Redburn Partners, the independent equity research and execution house, also appears to be hiring. Earlier this month, Redburn announced that it recruited Mark Wallis from RBC Capital Markets, along with Mike Harrison , the former head of pan-European banks strategy research at Exane.

Both UBS and RBC cut equities staff at the end of 2019.  

When U.S. investment banks reported first quarter results last week, most revealed strong growth in equities sales and trading revenues, with year-on-year increases ranging from 23% at Goldman Sachs to 43% at Bank of America. If anything, roles like equity research have become more important due to the virus: James Gorman at Morgan Stanley boasted last week that the bank's research team generated, "1.5 million interactions through written pieces, webcast and conference calls related to COVID-19," in the first quarter.  With markets less volatile, it's possible line managers might turn attention to topping-up desks. 

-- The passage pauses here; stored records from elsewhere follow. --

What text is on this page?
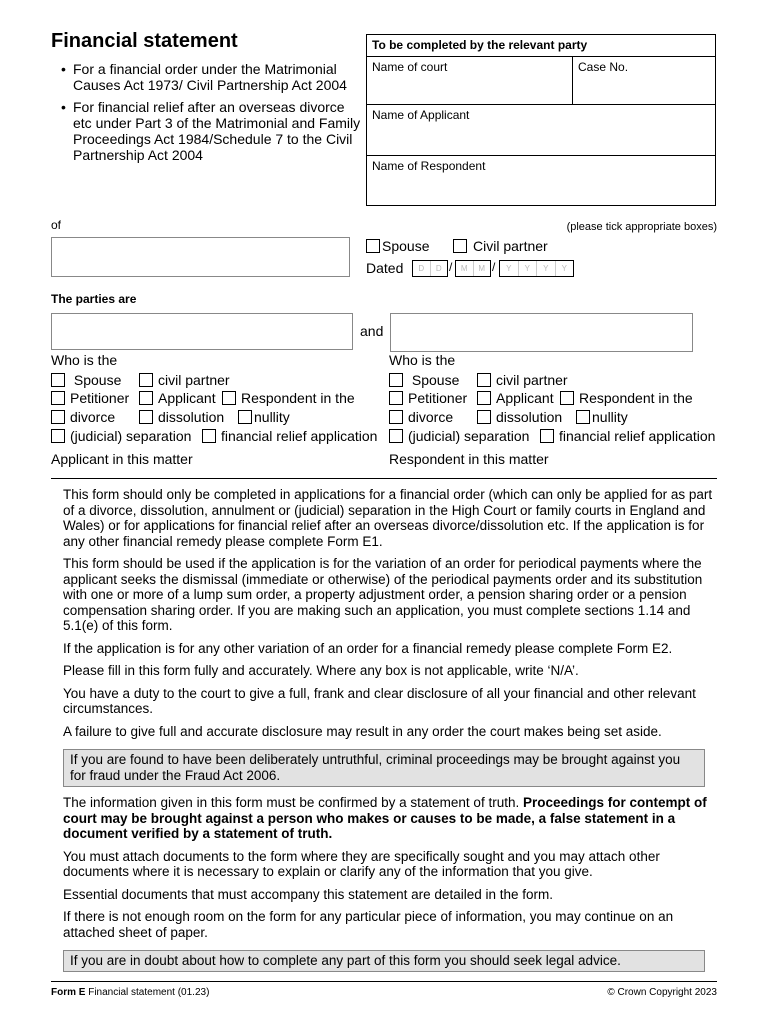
Financial statement
• For a financial order under the Matrimonial Causes Act 1973/ Civil Partnership Act 2004
• For financial relief after an overseas divorce etc under Part 3 of the Matrimonial and Family Proceedings Act 1984/Schedule 7 to the Civil Partnership Act 2004
To be completed by the relevant party
Name of court	Case No.
Name of Applicant
Name of Respondent
of	(please tick appropriate boxes)
Spouse	Civil partner
Dated	D	D /	M	M /	Y	Y	Y	Y
The parties are
and
Who is the
Spouse	civil partner
Petitioner	Applicant	Respondent in the
divorce	dissolution	nullity
(judicial) separation	financial relief application
Applicant in this matter
Who is the
Spouse	civil partner
Petitioner	Applicant	Respondent in the
divorce	dissolution	nullity
(judicial) separation	financial relief application
Respondent in this matter

This form should only be completed in applications for a financial order (which can only be applied for as part of a divorce, dissolution, annulment or (judicial) separation in the High Court or family courts in England and Wales) or for applications for financial relief after an overseas divorce/dissolution etc. If the application is for any other financial remedy please complete Form E1.

This form should be used if the application is for the variation of an order for periodical payments where the applicant seeks the dismissal (immediate or otherwise) of the periodical payments order and its substitution with one or more of a lump sum order, a property adjustment order, a pension sharing order or a pension compensation sharing order. If you are making such an application, you must complete sections 1.14 and 5.1(e) of this form.

If the application is for any other variation of an order for a financial remedy please complete Form E2.

Please fill in this form fully and accurately. Where any box is not applicable, write ‘N/A’.

You have a duty to the court to give a full, frank and clear disclosure of all your financial and other relevant circumstances.

A failure to give full and accurate disclosure may result in any order the court makes being set aside.

If you are found to have been deliberately untruthful, criminal proceedings may be brought against you for fraud under the Fraud Act 2006.

The information given in this form must be confirmed by a statement of truth. Proceedings for contempt of court may be brought against a person who makes or causes to be made, a false statement in a document verified by a statement of truth.

You must attach documents to the form where they are specifically sought and you may attach other documents where it is necessary to explain or clarify any of the information that you give.

Essential documents that must accompany this statement are detailed in the form.

If there is not enough room on the form for any particular piece of information, you may continue on an attached sheet of paper.

If you are in doubt about how to complete any part of this form you should seek legal advice.
Form E Financial statement (01.23)	© Crown Copyright 2023
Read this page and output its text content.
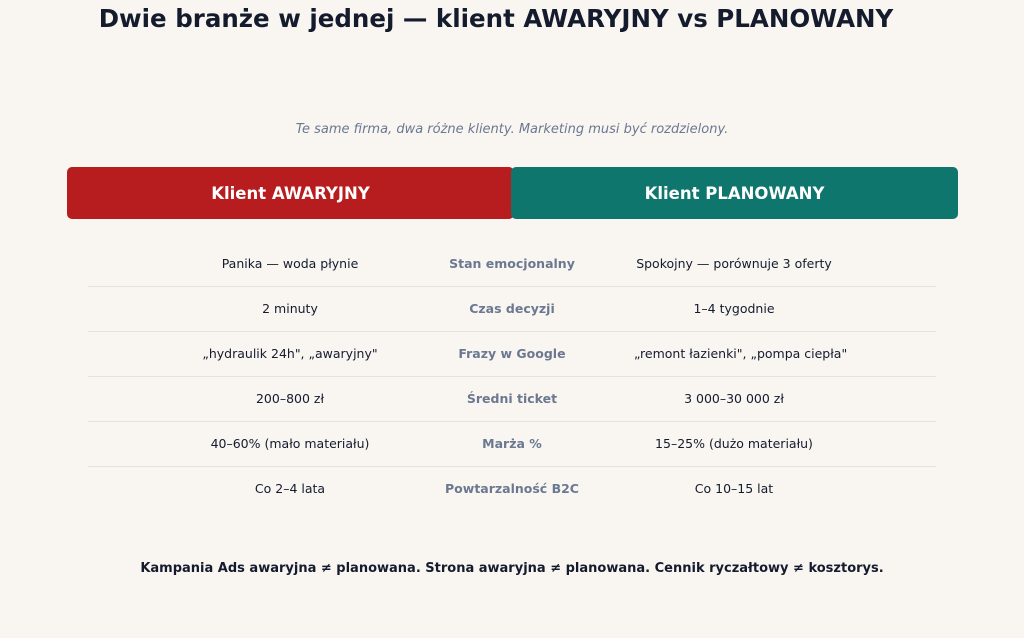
Dwie branże w jednej — klient AWARYJNY vs PLANOWANY
Te same firma, dwa różne klienty. Marketing musi być rozdzielony.
Klient AWARYJNY	Klient PLANOWANY
Panika — woda płynie	Stan emocjonalny	Spokojny — porównuje 3 oferty
2 minuty	Czas decyzji	1–4 tygodnie
„hydraulik 24h", „awaryjny"	Frazy w Google	„remont łazienki", „pompa ciepła"
200–800 zł	Średni ticket	3 000–30 000 zł
40–60% (mało materiału)	Marża %	15–25% (dużo materiału)
Co 2–4 lata	Powtarzalność B2C	Co 10–15 lat
Kampania Ads awaryjna ≠ planowana. Strona awaryjna ≠ planowana. Cennik ryczałtowy ≠ kosztorys.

One London equities headhunter cautions against presuming that jobs in the sector are easy to come by, however. "These people will have lined up their jobs in December or January," he says, referring to the hires at Jefferies and Redburn.  Despite the strong first quarter, he says few banks will rush to hire opportunistically until it's clear what kind of impact the virus will have on the economy over the longer term.